Der Lehrgang spannt sich über die Dauer von vier Semestern und vermittelt praktische Fähigkeiten und fundiertes Wissen rund um die alpenländische Volksmusik. Die Inhalte reichen von Auswendigspiel und Improvisation über Ensemble- und Gruppenmusizieren bis hin zu Tanz, Komposition und Veranstaltungsmanagement.
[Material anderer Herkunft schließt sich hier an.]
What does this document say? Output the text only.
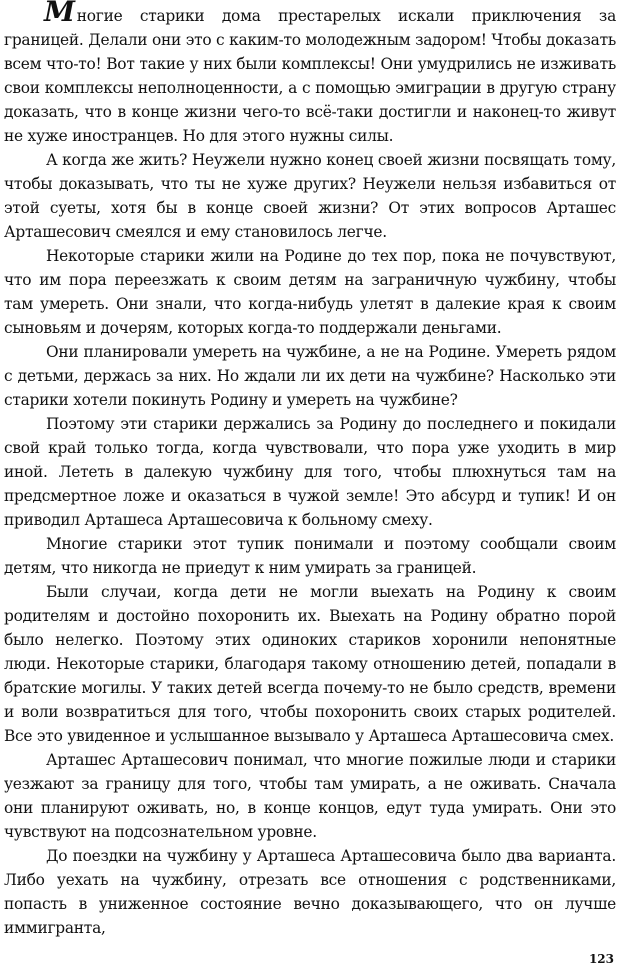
Многие старики дома престарелых искали приключения за границей. Делали они это с каким-то молодежным задором! Чтобы доказать всем что-то! Вот такие у них были комплексы! Они умудрились не изживать свои комплексы неполноценности, а с помощью эмиграции в другую страну доказать, что в конце жизни чего-то всё-таки достигли и наконец-то живут не хуже иностранцев. Но для этого нужны силы.

А когда же жить? Неужели нужно конец своей жизни посвящать тому, чтобы доказывать, что ты не хуже других? Неужели нельзя избавиться от этой суеты, хотя бы в конце своей жизни? От этих вопросов Арташес Арташесович смеялся и ему становилось легче.

Некоторые старики жили на Родине до тех пор, пока не почувствуют, что им пора переезжать к своим детям на заграничную чужбину, чтобы там умереть. Они знали, что когда-нибудь улетят в далекие края к своим сыновьям и дочерям, которых когда-то поддержали деньгами.

Они планировали умереть на чужбине, а не на Родине. Умереть рядом с детьми, держась за них. Но ждали ли их дети на чужбине? Насколько эти старики хотели покинуть Родину и умереть на чужбине?

Поэтому эти старики держались за Родину до последнего и покидали свой край только тогда, когда чувствовали, что пора уже уходить в мир иной. Лететь в далекую чужбину для того, чтобы плюхнуться там на предсмертное ложе и оказаться в чужой земле! Это абсурд и тупик! И он приводил Арташеса Арташесовича к больному смеху.

Многие старики этот тупик понимали и поэтому сообщали своим детям, что никогда не приедут к ним умирать за границей.

Были случаи, когда дети не могли выехать на Родину к своим родителям и достойно похоронить их. Выехать на Родину обратно порой было нелегко. Поэтому этих одиноких стариков хоронили непонятные люди. Некоторые старики, благодаря такому отношению детей, попадали в братские могилы. У таких детей всегда почему-то не было средств, времени и воли возвратиться для того, чтобы похоронить своих старых родителей. Все это увиденное и услышанное вызывало у Арташеса Арташесовича смех.

Арташес Арташесович понимал, что многие пожилые люди и старики уезжают за границу для того, чтобы там умирать, а не оживать. Сначала они планируют оживать, но, в конце концов, едут туда умирать. Они это чувствуют на подсознательном уровне.

До поездки на чужбину у Арташеса Арташесовича было два варианта. Либо уехать на чужбину, отрезать все отношения с родственниками, попасть в униженное состояние вечно доказывающего, что он лучше иммигранта,

123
Das Fortbildungsangebot richtet sich an VolksmusikantInnen wie auch Musiklehrende und StudentInnen am TLK oder anderen Musikhochschulen.

Für LRin Hagele ist der Lehrgang ein weiterer Baustein in der breit aufgestellten heimischen Musikausbildung: „Tirol verfügt über eine außergewöhnlich vielfältige Musiklandschaft – von unseren Landesmusikschulen und dem Landeskonservatorium bis zu Kooperationen mit der Universität Mozarteum Salzburg und der Universität für Musik und darstellende Kunst Wien. Die Volksmusikakademie erweitert diese bestehenden Angebote – und stärkt damit Tirol als Herzstück der alpenländischen Volksmusik.“ Begleitet wird der Lehrgang von einem vielseitigen Team an Dozierenden: ExpertInnen aus verschiedenen Bildungseinrichtungen, VertreterInnen aus unterschiedlichen Musiktraditionen des Alpenraums bringen ihre Erfahrungen aus Praxis, Forschung und Konzerttätigkeiten ein.

Anmeldung für Lehrgang startet im Frühjahr

„Wer Volksmusik liebt und sich intensiver mit diesen Musizierformen beschäftigen möchte, findet hier ein einzigartiges Angebot. Unser Ziel ist es, Volksmusiktalente zu fördern und dieses kulturelle Juwel lebendig zu halten“, erklärt Bildungslandesrätin Hagele. Die acht Module des Lehrgangs werden einzeln mit einem Zeugnis abgeschlossen – nach erfolgreichem Bestehen aller Module erhalten die AbsolventInnen der Alpenländischen Volksmusikakademie ein Diplom. Der modulare Aufbau ermöglicht dabei eine flexible, berufsbegleitende Teilnahme.

„Die Alpenländische Volksmusikakademie ist ein lebendiger Ort für gelebte Volksmusik. Sie wird am Tiroler Landeskonservatorium nicht nur vermittelt, sondern bewusst erlebt und weitergedacht. Im Zentrum steht die Freude am gemeinsamen Musizieren, das Eintauchen in unterschiedliche regionale Stile sowie der Austausch unter Menschen, die eine gemeinsame Leidenschaft verbindet“, ergänzt Peter Margreiter, Lehrgangsleiter der Alpenländischen Volksmusikakademie. Interessierte können sich ab 1. April bis 15. Mai online für die Ausbildung anmelden. Bei einer Zulassungsprüfung stellt die Kursleitung die musikalische Begabung im Rahmen eines Eignungsgesprächs und Vorspiels fest. Zugelassen sind alle gängigen Volksmusikinstrumente wie Harfe, Hackbrett, Zither, Steirische Harmonika, Gitarre, Klarinette, Trompete, Geige, Kontrabass, Tuba, Horn, Posaune, Flöte, Akkordeon. Für weniger typische Instrumente wie z. B. Fagott, Oboe, Saxophon wird die Zulassung gerne abgeklärt.

Die Alpenländische Volksmusikakademie ist ein Kooperationsprojekt des Tiroler Landeskonservatoriums, der Tiroler Landesmusikschulen, des Tiroler Volksmusikvereins und des Alpenländischen Volksmusikwettbewerbs. Weitere Informationen zum Lehrgang sind auf der Website des TLK zu finden.